Dedicated to Matt Kish

By Seth Wood

Experiment commenced: August 2021

I first encountered the art of Matt Kish by coming across Moby-Dick in Pictures (Tin House, 2011) on a bookstore shelf and was immediately captivated by it. I had been struggling with my own relationship to Melville’s Moby-Dick, or the Whale. As an aspiring scholar of American literature I knew I had to contend with it. As a graduate student instructor I told one of my first audiences of students that “Poe [was] my ocean [the ocean I was castaway upon, honestly], and Moby-Dick [was] my mountain.” It was a mountain which I couldn’t say honestly I’d climbed until after I saw it through the lens of Matt Kish’s illustrations (and at first with no little help from Frank Muller’s masterful reading of the book, too, I’ll admit). 

Within a year of finding Moby-Dick in Pictures I was presented with my first opportunity to teach an American literature course as a post-graduate with a doctorate at Oklahoma State University. I decided to teach Moby-Dick and that Matt Kish’s art would be involved, but I little expected how the events of that year would bring me into a much more personal and profound connection to his work. I’m sure those events will be referred to in the pages to come, so leave it… keep it simple as he did getting underway (as it turns out, 12 years ago this month).

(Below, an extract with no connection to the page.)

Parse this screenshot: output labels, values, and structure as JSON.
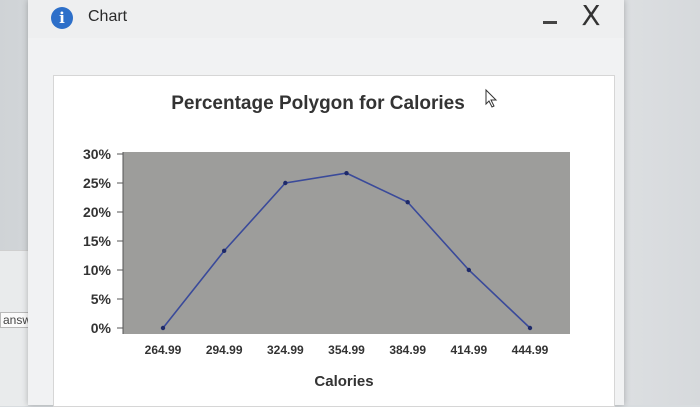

Because I consider Matt Kish’s project of creating an original illustration for every page of Moby-Dick to be one of the greatest interpretations of the book ever made, I am now going to write a page (or thereabouts) for every one of his 552 (or thereabouts) illustrations. Any references or quotes of Moby-Dick that are made are done from memory, unless referencing the individual lines from Melville’s book with which MK titles his illustrations. 

Here is the first page: 

8/19/21, noonish

First lines are trouble. In Moby-Dick that trouble is at least double. What is the first line of the book anyway? Ask anyone who knows anything about it, and they’ll know: “Call me Ishmael.” – like the bartender who recently overheard me lording some knowledge of the book myself and declaimed the sentence aloud to the nearly deserted bar. It’s the book’s famous first line, maybe one of the most famous first lines of all time, but is that the book’s first line? Even after the customary front matter of the title page and dedication to Hawthorne, after the Table of Contents, the first word is “Etymology” (no punctuation) then that odd little bit about the “pale,” “consumptive,” “threadbare” Usher/grammarian, and then there’s the catalogue of “Extracts,” decontextualized words on whales from a sort of greatest hits of Western civilization (with a few notable exceptions).

But MK draws none of these pages at first*, set awkwardly and strangely between the Table of Contents and Loomings, paginated with Roman numerals. It’s not how he sees it, not at the time of commencing his experiment anyway. By the time I hit Chapter 1, the warp is already mounted on the loom.

*In 2015, 4 years after completing his “task,” MK composed a series of illustrations of the Extracts that can be viewed on his website here.